Interesting to see if Nikola Motors also partners with Hyon AS (at Hyon.No) or Nel Hydrogen for Electrolysers and H2 Stations that would complete all the components necessary for the Nikola One truck system. Nikola Energy already has experience as a Solar Panel installer, so maybe they can pull this off. Two interesting articles: Bjørn Simonsen, VP Market Development & Public Relations Nel Hydrogen comments (https://www.pv-magazine.com/2017/08/30/future-pv-the-feasibility-of-solar-powered-hydrogen-production/) talks about need for PV generated H2 costs needs to be below below $0.05/kWh and Apple just signed a deal this week to power to its Sparks, Nevada data center at 3.099¢/kWh (https://9to5mac.com/2017/11/09/apple-solar-data-center-pricing/).
And it only uses 250 Amps! Actually 3 x 250 Amps. Reference: https://library.e.abb.com/public/c09e6e5078914efe874925c24b56f772/ABB_EVI_ProductLeaflet_HVC-OpportunityCharging_nd_web.pdf. ABB sis working with EVgo on 350kW Charging Stations (https://electrek.co/2017/02/27/high-power-fast-charging-station-150-350-kw-evgo-abb-tesla/). Looks like Fast Charging will remove the complaint about EV Charging times.
@HarveyD, You maybe correct 400 Amps Max may be too low! Elon Musk thinks the next generation will be greater than 350kW (Note: EVgo already has a 350kW Charging Station at Baker, California. Of course, the BEV battery must be able to handle that load definitely at least 800 Volts). However, some are planning for DC fast-charging power up to 460 kW, 920 volts, and 500 amps (check: https://blog.caranddriver.com/1800-miles-per-hour-ultrafast-charging-tech-moving-far-faster-than-anticipated/).
This is a good design for a Sodium Ion battery. My only question is why the Phosphorus anode? According to Yi Cui, "Phosphorus is an attractive negative electrode material for sodium ion batteries due to its high theoretical specific capacity ... it suffers poor conductivity .., slow reaction dynamics, and large volume expansion (440%) during the sodiation process, leading to rapid capacity decay" (reference: https://web.stanford.edu/group/cui_group/papers/JieS_Cui_ESM_2016.pdf). Why not use John Goodenough's Sodium Metal anode which appears to have solved that anode's dendrite problem using a solid electrolyte? (reference: "Alternative strategy for a safe rechargeable battery", http://pubs.rsc.org/-/content/articlehtml/2016/ee/c6ee02888h).

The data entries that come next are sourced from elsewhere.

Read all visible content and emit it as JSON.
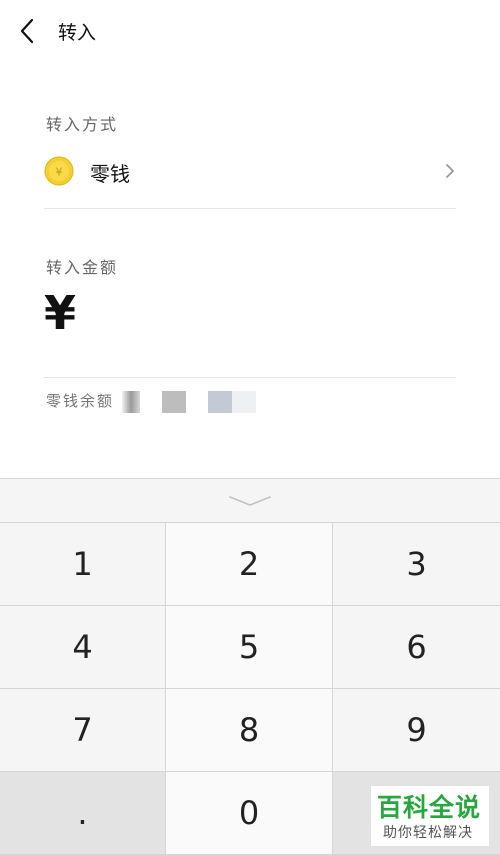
{
  "header": {
    "title": "转入"
  },
  "method": {
    "section_label": "转入方式",
    "label": "零钱"
  },
  "amount": {
    "section_label": "转入金额",
    "currency": "¥",
    "value": ""
  },
  "balance": {
    "label": "零钱余额"
  },
  "keyboard": {
    "keys": [
      "1",
      "2",
      "3",
      "4",
      "5",
      "6",
      "7",
      "8",
      "9",
      ".",
      "0",
      ""
    ]
  },
  "watermark": {
    "title": "百科全说",
    "subtitle": "助你轻松解决"
  },
  "colors": {
    "coin": "#f5cf2e",
    "watermark_green": "#27a83f"
  }
}
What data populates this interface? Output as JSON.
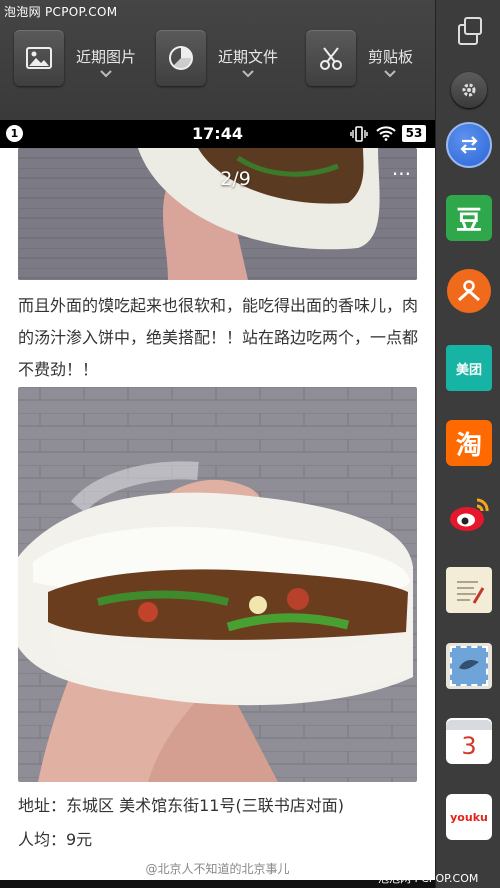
{
  "watermark": "泡泡网 PCPOP.COM",
  "watermark_bottom": "泡泡网 PCPOP.COM",
  "toolbar": {
    "items": [
      {
        "label": "近期图片",
        "icon": "image-icon"
      },
      {
        "label": "近期文件",
        "icon": "pie-chart-icon"
      },
      {
        "label": "剪贴板",
        "icon": "scissors-icon"
      }
    ]
  },
  "status": {
    "notification_count": "1",
    "time": "17:44",
    "battery": "53"
  },
  "article": {
    "pager": "2/9",
    "more": "···",
    "paragraph": "而且外面的馍吃起来也很软和，能吃得出面的香味儿，肉的汤汁渗入饼中，绝美搭配！！站在路边吃两个，一点都不费劲！！",
    "address": "地址：东城区 美术馆东街11号(三联书店对面)",
    "price": "人均：9元",
    "credit": "@北京人不知道的北京事儿"
  },
  "sidebar": {
    "apps": [
      {
        "name": "switch-icon",
        "label": ""
      },
      {
        "name": "douban-icon",
        "label": "豆"
      },
      {
        "name": "app-orange-icon",
        "label": ""
      },
      {
        "name": "meituan-icon",
        "label": "美团"
      },
      {
        "name": "taobao-icon",
        "label": "淘"
      },
      {
        "name": "weibo-icon",
        "label": ""
      },
      {
        "name": "notes-icon",
        "label": ""
      },
      {
        "name": "mail-stamp-icon",
        "label": ""
      },
      {
        "name": "calendar-icon",
        "label": "3"
      },
      {
        "name": "youku-icon",
        "label": "youku"
      }
    ]
  },
  "colors": {
    "douban": "#2ea84a",
    "orange": "#f06a1c",
    "meituan": "#17b3a4",
    "taobao": "#ff6a00",
    "blue": "#2b66d6"
  }
}
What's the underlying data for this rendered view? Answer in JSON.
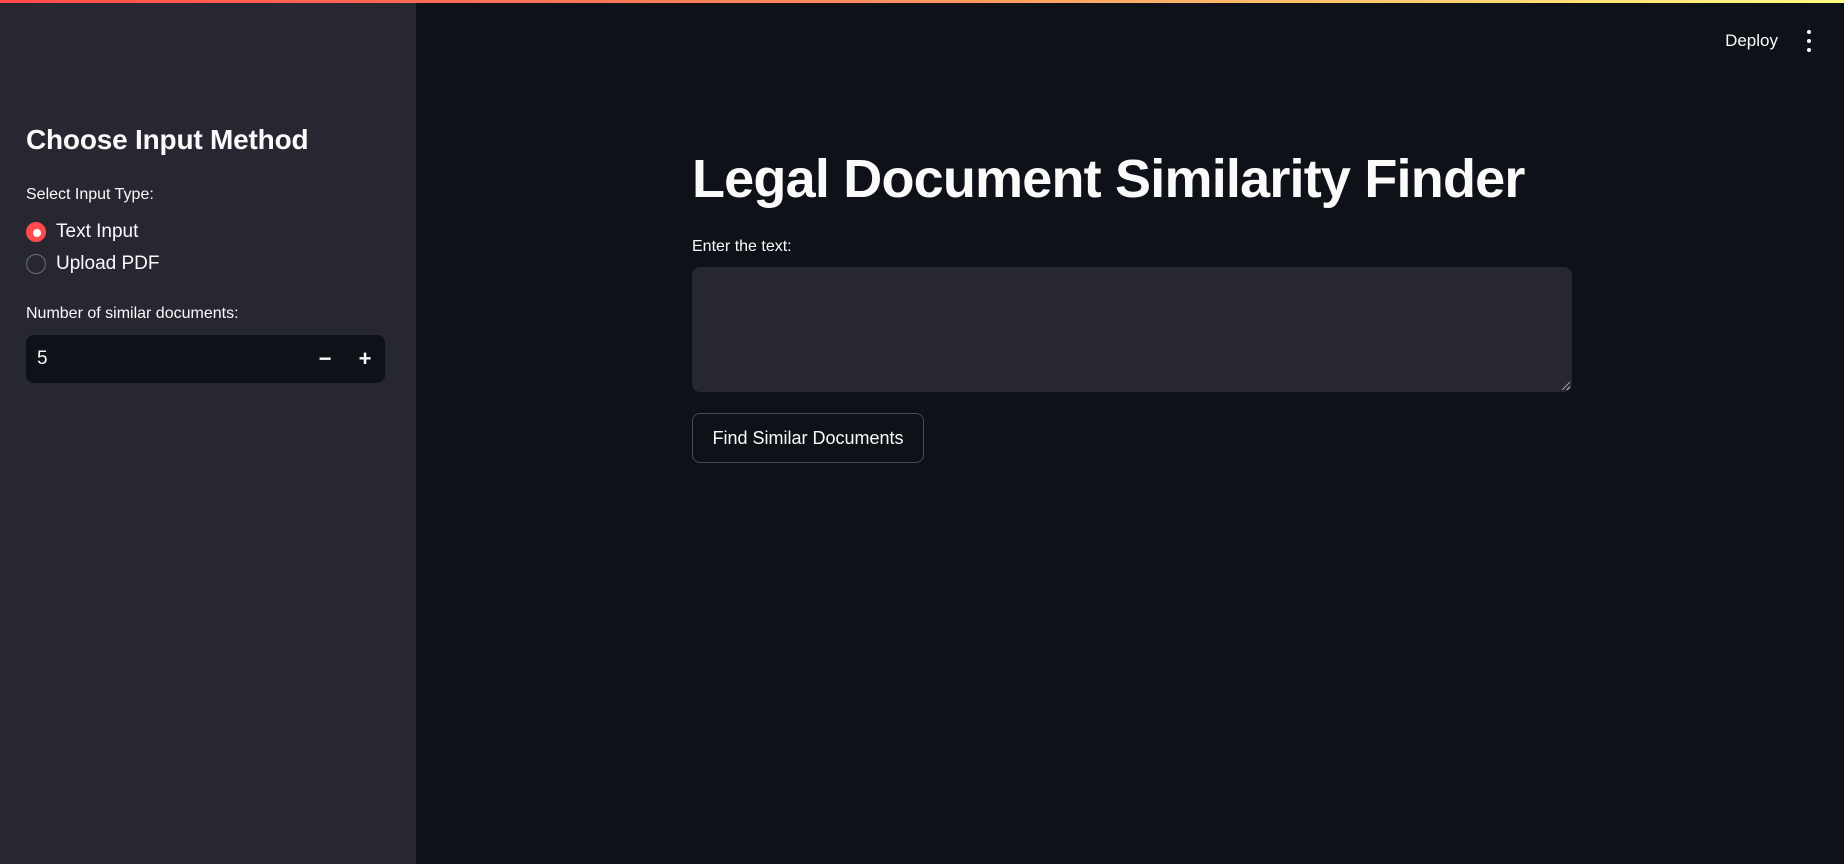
{
  "header": {
    "deploy_label": "Deploy",
    "menu_icon": "more-vertical-icon"
  },
  "sidebar": {
    "title": "Choose Input Method",
    "input_type": {
      "label": "Select Input Type:",
      "options": [
        {
          "label": "Text Input",
          "selected": true
        },
        {
          "label": "Upload PDF",
          "selected": false
        }
      ]
    },
    "num_docs": {
      "label": "Number of similar documents:",
      "value": "5",
      "decrement": "−",
      "increment": "+"
    }
  },
  "main": {
    "title": "Legal Document Similarity Finder",
    "text_label": "Enter the text:",
    "text_value": "",
    "find_button": "Find Similar Documents"
  },
  "colors": {
    "accent": "#ff4b4b",
    "background": "#0e1117",
    "sidebar": "#262730",
    "text": "#fafafa"
  }
}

Based on what Toshiba has stated, i.e. "energy density by volume of battery is twice that of the current SCiB". Current products like the 23Ah unit has 202Wh/L energy density by volume. This 50Ah prototype has roughly 20% larger dimensions than the 23Ah cell. So expect up to 400Wh/L energy density. Gravimetric energy density probably 180-200Wh/kg again based on the 23Ah cell weight of 550g and 2.4 volts. This is close to Lithium NCA/NCM batteries, though with fast charging and longer life. Looks good for bus/truck applications which will require fast charging. Note: Proterra did use SCiB for some of their buses, new contract with LG Chem for a 160Wh/kg battery system for their long range bus.